The Details tab contains most of the information and updates pertaining to the problem, including the Submitter, Submitter Department and Contact Information, Source of the problem (how it was reported), the Location of the problem, the Business Service and Service impacted by the problem, as well as the Impact, Urgency, and resulting Priority of the Problem. If a CI has been identified, it can also be selected here.
Work Status Tab
All Diagnosis details can be logged here along with the Risk and Root Cause analysis, and any additional working diagnosis notes with time stamps. The Resolution Details section in this tab allows for the detailing of a Workaround for the problem, which can later be updated in the related incidents, or to pull an existing Resolution from the Known Error subset of problems. If the status is Resolved, a Closure Category can also be specified for the problem, and a determination must be made as to whether the problem should be included in a future Major Problem Review. The date the problem was resolved is then automatically logged in the History tab of the record to provide an audit trail.

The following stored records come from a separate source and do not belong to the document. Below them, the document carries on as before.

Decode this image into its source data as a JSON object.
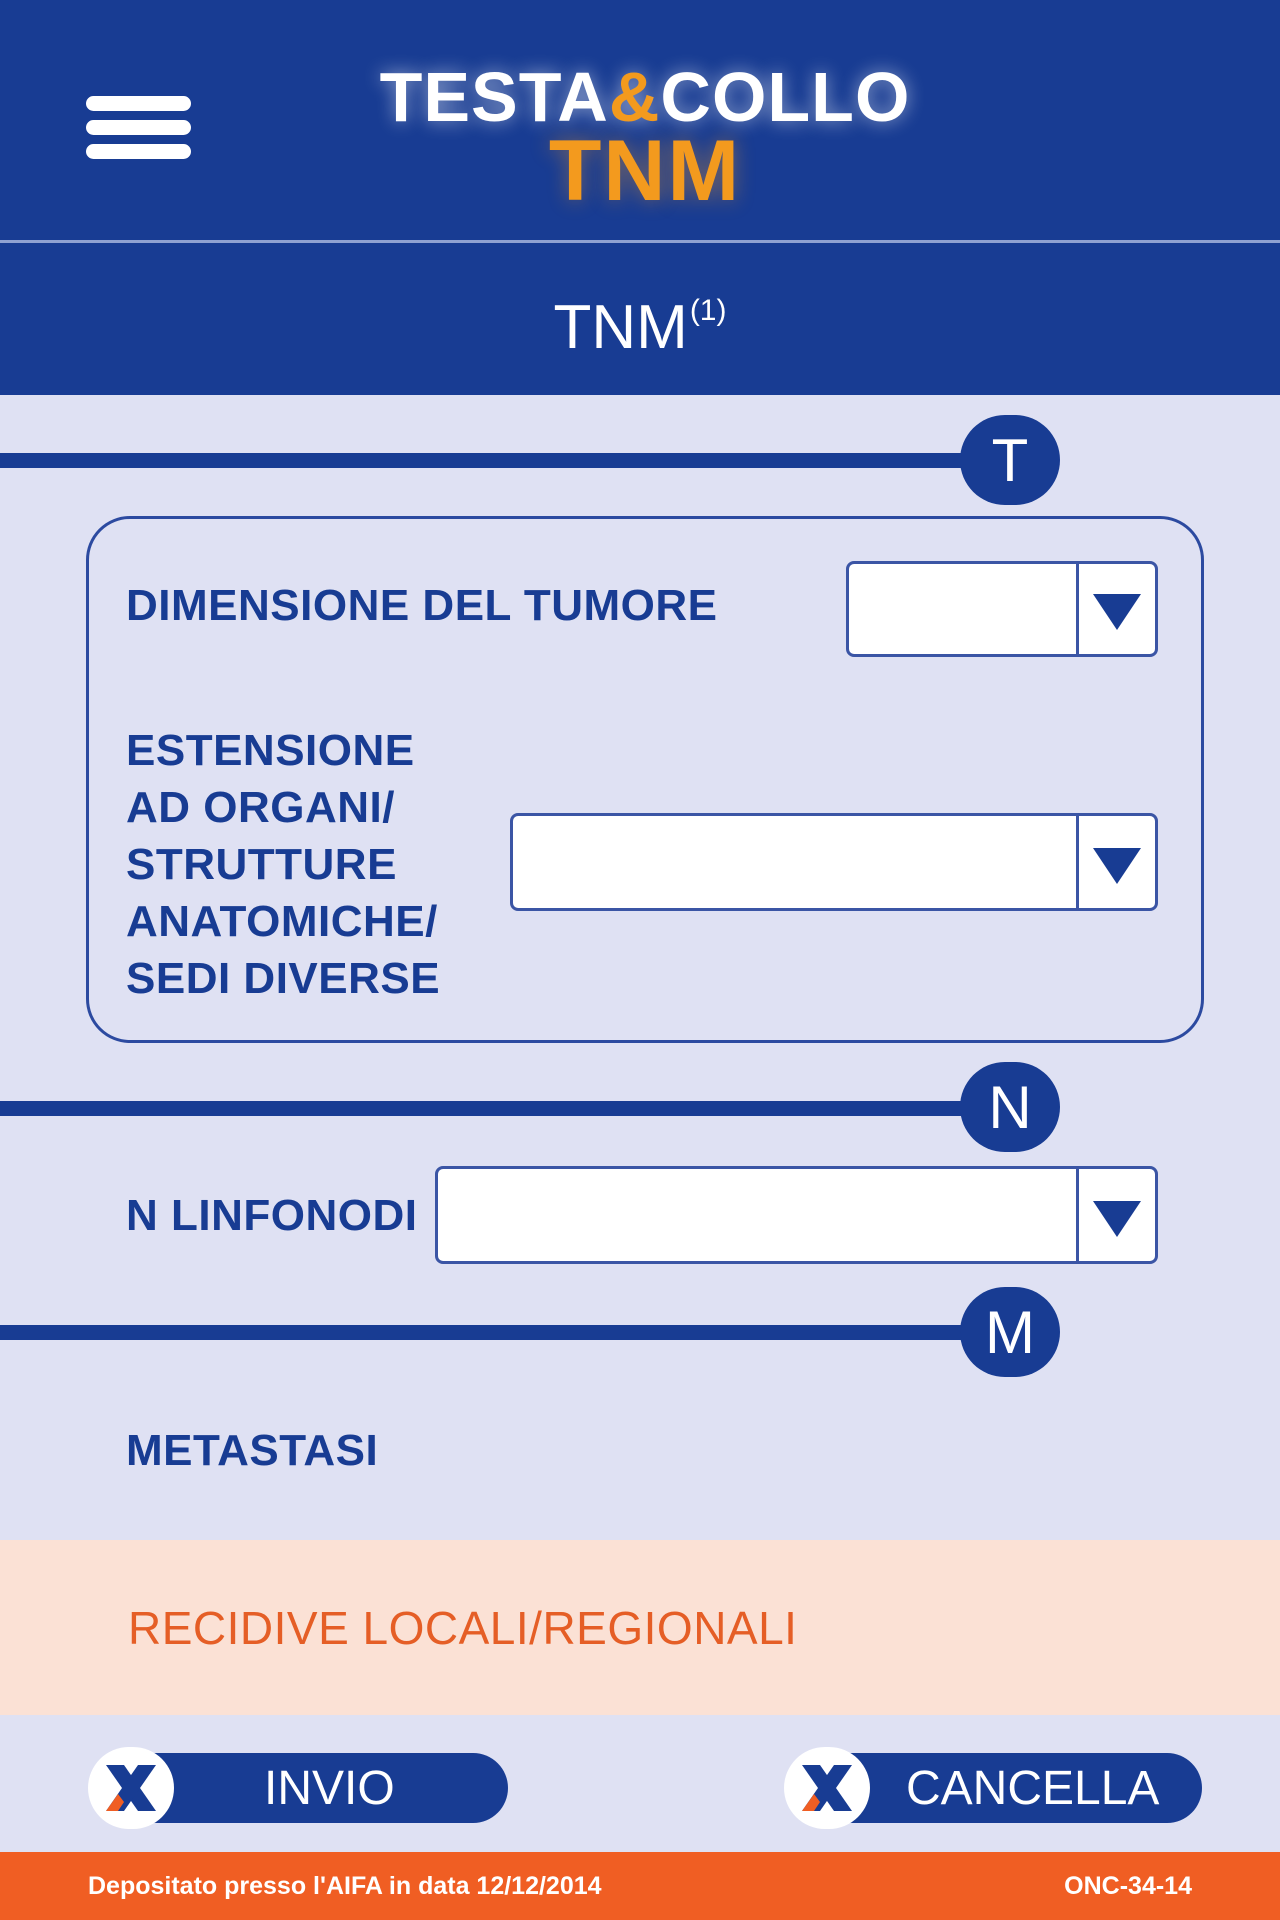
{
  "header": {
    "logo_line1_part1": "TESTA",
    "logo_ampersand": "&",
    "logo_line1_part2": "COLLO",
    "logo_line2": "TNM"
  },
  "title": {
    "text": "TNM",
    "superscript": "(1)"
  },
  "sections": {
    "t_badge": "T",
    "n_badge": "N",
    "m_badge": "M"
  },
  "t_section": {
    "tumor_size_label": "DIMENSIONE DEL TUMORE",
    "tumor_size_value": "",
    "extension_label_lines": [
      "ESTENSIONE",
      "AD ORGANI/",
      "STRUTTURE",
      "ANATOMICHE/",
      "SEDI DIVERSE"
    ],
    "extension_value": ""
  },
  "n_section": {
    "lymph_nodes_label": "N LINFONODI",
    "lymph_nodes_value": ""
  },
  "m_section": {
    "metastasis_label": "METASTASI"
  },
  "recidive": {
    "label": "RECIDIVE LOCALI/REGIONALI"
  },
  "actions": {
    "send_label": "INVIO",
    "cancel_label": "CANCELLA"
  },
  "footer": {
    "deposit_text": "Depositato presso l'AIFA in data 12/12/2014",
    "code": "ONC-34-14"
  },
  "icons": {
    "menu": "hamburger-menu-icon",
    "dropdown": "triangle-down-icon",
    "button_mark": "x-logo-icon"
  },
  "colors": {
    "primary_blue": "#183c93",
    "accent_orange": "#f39a1e",
    "background": "#dfe1f3",
    "recidive_background": "#fbe1d5",
    "recidive_text": "#e55e26",
    "footer": "#f05e23"
  }
}
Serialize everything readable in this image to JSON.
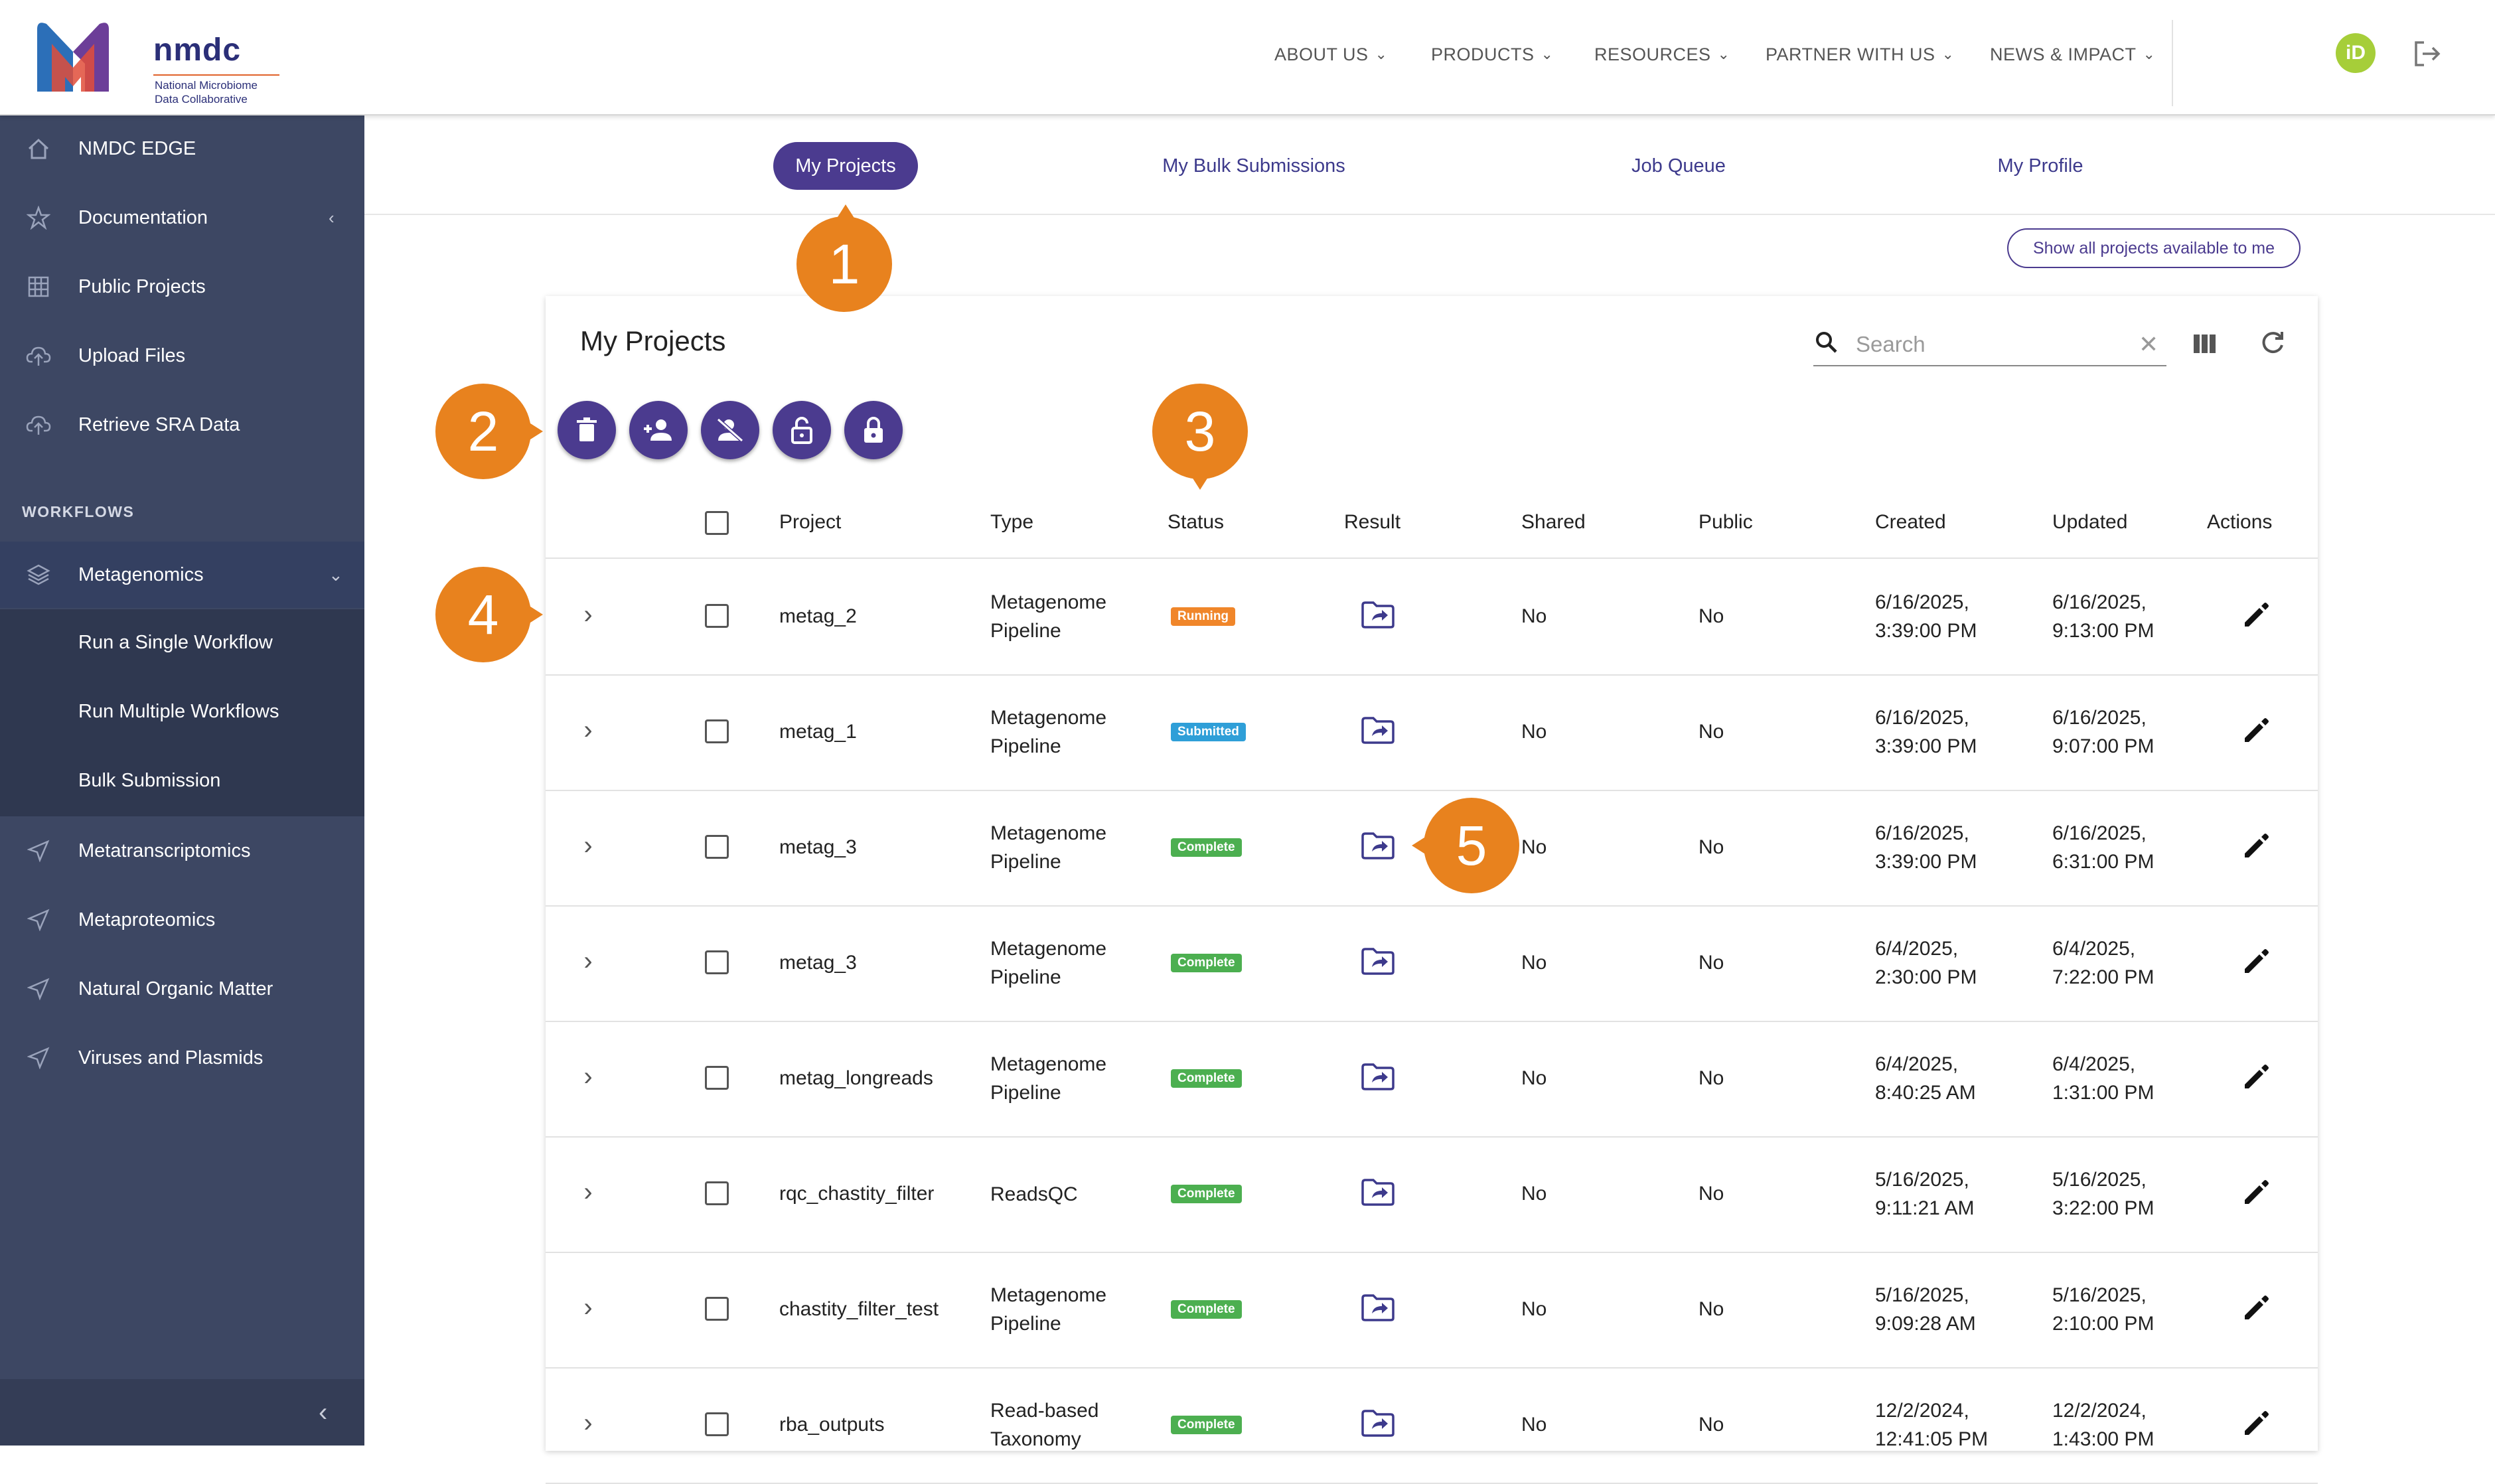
{
  "brand": {
    "name": "nmdc",
    "subtitle": [
      "National Microbiome",
      "Data Collaborative"
    ],
    "colors": {
      "purple": "#4b3b8f",
      "sidebar": "#3d4763",
      "accent": "#e8821e",
      "orcid": "#a6ce39"
    }
  },
  "topnav": [
    {
      "label": "ABOUT US"
    },
    {
      "label": "PRODUCTS"
    },
    {
      "label": "RESOURCES"
    },
    {
      "label": "PARTNER WITH US"
    },
    {
      "label": "NEWS & IMPACT"
    }
  ],
  "header_icons": {
    "orcid": "iD",
    "logout": "logout-icon"
  },
  "sidebar": {
    "items": [
      {
        "label": "NMDC EDGE",
        "icon": "home-icon"
      },
      {
        "label": "Documentation",
        "icon": "star-icon"
      },
      {
        "label": "Public Projects",
        "icon": "grid-icon"
      },
      {
        "label": "Upload Files",
        "icon": "cloud-upload-icon"
      },
      {
        "label": "Retrieve SRA Data",
        "icon": "cloud-download-icon"
      }
    ],
    "section": "WORKFLOWS",
    "workflow_items": [
      {
        "label": "Metagenomics",
        "icon": "layers-icon"
      },
      {
        "label": "Run a Single Workflow"
      },
      {
        "label": "Run Multiple Workflows"
      },
      {
        "label": "Bulk Submission"
      },
      {
        "label": "Metatranscriptomics",
        "icon": "send-icon"
      },
      {
        "label": "Metaproteomics",
        "icon": "send-icon"
      },
      {
        "label": "Natural Organic Matter",
        "icon": "send-icon"
      },
      {
        "label": "Viruses and Plasmids",
        "icon": "send-icon"
      }
    ]
  },
  "tabs": [
    {
      "label": "My Projects",
      "active": true
    },
    {
      "label": "My Bulk Submissions"
    },
    {
      "label": "Job Queue"
    },
    {
      "label": "My Profile"
    }
  ],
  "show_all_label": "Show all projects available to me",
  "table": {
    "title": "My Projects",
    "search_placeholder": "Search",
    "toolbar_icons": [
      "delete-icon",
      "share-user-icon",
      "unshare-user-icon",
      "make-public-icon",
      "make-private-icon"
    ],
    "columns": [
      "Project",
      "Type",
      "Status",
      "Result",
      "Shared",
      "Public",
      "Created",
      "Updated",
      "Actions"
    ],
    "rows": [
      {
        "project": "metag_2",
        "type": [
          "Metagenome",
          "Pipeline"
        ],
        "status": "Running",
        "shared": "No",
        "public": "No",
        "created": [
          "6/16/2025,",
          "3:39:00 PM"
        ],
        "updated": [
          "6/16/2025,",
          "9:13:00 PM"
        ]
      },
      {
        "project": "metag_1",
        "type": [
          "Metagenome",
          "Pipeline"
        ],
        "status": "Submitted",
        "shared": "No",
        "public": "No",
        "created": [
          "6/16/2025,",
          "3:39:00 PM"
        ],
        "updated": [
          "6/16/2025,",
          "9:07:00 PM"
        ]
      },
      {
        "project": "metag_3",
        "type": [
          "Metagenome",
          "Pipeline"
        ],
        "status": "Complete",
        "shared": "No",
        "public": "No",
        "created": [
          "6/16/2025,",
          "3:39:00 PM"
        ],
        "updated": [
          "6/16/2025,",
          "6:31:00 PM"
        ]
      },
      {
        "project": "metag_3",
        "type": [
          "Metagenome",
          "Pipeline"
        ],
        "status": "Complete",
        "shared": "No",
        "public": "No",
        "created": [
          "6/4/2025,",
          "2:30:00 PM"
        ],
        "updated": [
          "6/4/2025,",
          "7:22:00 PM"
        ]
      },
      {
        "project": "metag_longreads",
        "type": [
          "Metagenome",
          "Pipeline"
        ],
        "status": "Complete",
        "shared": "No",
        "public": "No",
        "created": [
          "6/4/2025,",
          "8:40:25 AM"
        ],
        "updated": [
          "6/4/2025,",
          "1:31:00 PM"
        ]
      },
      {
        "project": "rqc_chastity_filter",
        "type": [
          "ReadsQC",
          ""
        ],
        "status": "Complete",
        "shared": "No",
        "public": "No",
        "created": [
          "5/16/2025,",
          "9:11:21 AM"
        ],
        "updated": [
          "5/16/2025,",
          "3:22:00 PM"
        ]
      },
      {
        "project": "chastity_filter_test",
        "type": [
          "Metagenome",
          "Pipeline"
        ],
        "status": "Complete",
        "shared": "No",
        "public": "No",
        "created": [
          "5/16/2025,",
          "9:09:28 AM"
        ],
        "updated": [
          "5/16/2025,",
          "2:10:00 PM"
        ]
      },
      {
        "project": "rba_outputs",
        "type": [
          "Read-based",
          "Taxonomy"
        ],
        "status": "Complete",
        "shared": "No",
        "public": "No",
        "created": [
          "12/2/2024,",
          "12:41:05 PM"
        ],
        "updated": [
          "12/2/2024,",
          "1:43:00 PM"
        ]
      }
    ],
    "status_colors": {
      "Running": "#f0862a",
      "Submitted": "#2f9fd8",
      "Complete": "#4caf50"
    }
  },
  "callouts": [
    "1",
    "2",
    "3",
    "4",
    "5"
  ]
}
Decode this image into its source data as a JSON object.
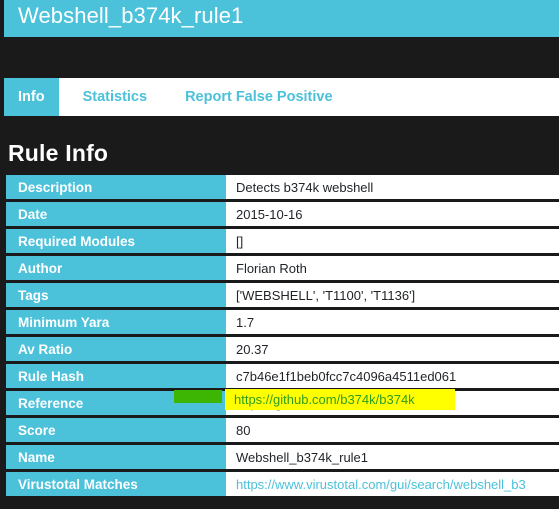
{
  "header": {
    "title": "Webshell_b374k_rule1"
  },
  "tabs": [
    {
      "label": "Info",
      "active": true
    },
    {
      "label": "Statistics",
      "active": false
    },
    {
      "label": "Report False Positive",
      "active": false
    }
  ],
  "section": {
    "title": "Rule Info"
  },
  "table": {
    "rows": [
      {
        "key": "Description",
        "value": "Detects b374k webshell"
      },
      {
        "key": "Date",
        "value": "2015-10-16"
      },
      {
        "key": "Required Modules",
        "value": "[]"
      },
      {
        "key": "Author",
        "value": "Florian Roth"
      },
      {
        "key": "Tags",
        "value": "['WEBSHELL', 'T1100', 'T1136']"
      },
      {
        "key": "Minimum Yara",
        "value": "1.7"
      },
      {
        "key": "Av Ratio",
        "value": "20.37"
      },
      {
        "key": "Rule Hash",
        "value": "c7b46e1f1beb0fcc7c4096a4511ed061"
      },
      {
        "key": "Reference",
        "value": "https://github.com/b374k/b374k"
      },
      {
        "key": "Score",
        "value": "80"
      },
      {
        "key": "Name",
        "value": "Webshell_b374k_rule1"
      },
      {
        "key": "Virustotal Matches",
        "value": "https://www.virustotal.com/gui/search/webshell_b3"
      }
    ]
  },
  "annotations": {
    "reference_highlight_text": "https://github.com/b374k/b374k"
  },
  "colors": {
    "accent": "#4bc1da",
    "background": "#1a1a1a",
    "highlight_yellow": "#ffff00",
    "highlight_green": "#3cb503",
    "link_green": "#2e9e1e"
  }
}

The Time tab displays the SLA thresholds for the problem, including thresholds for the SLA Diagnosis Time, SLA Resolution Time, and the progress against those thresholds. Amount of time spent working on the problem can also be logged here.
Related Records Tab
The Related Records tab shows the list of incidents related to the problem. If a workaround or resolution has been provided, it can also be pushed from the problem record to all of its related incidents. The problem can also be linked to an existing change request, or can be used to create a new one, copying over all of the relevant information directly from the problem record to the change request. In addition, the Knowledge Management section of this tab also allows the problem to be directly integrated and converted into a record in the Knowledge Articles table with a status of Pending Review.
Reporting and Statistics
There are numerous default reports measuring different metrics for problems, and a few of the most relevant and frequently used are listed here as examples.
Known Error Trend Analysis
This is a Trend graph that shows the number of problems marked as Known Errors over the course of a pre-defined period of time (by default, this is since the beginning of the current year).
All Problems by CI Type, segmented by CI Name
This is a Segmented Bar Chart that shows the number of problems that were reported for each CI type, segmented by the name of the Configuration Item.
Major Problem Review Report
This report shows the major problems by month over the past year. Additional details are in the HTML portion of the report.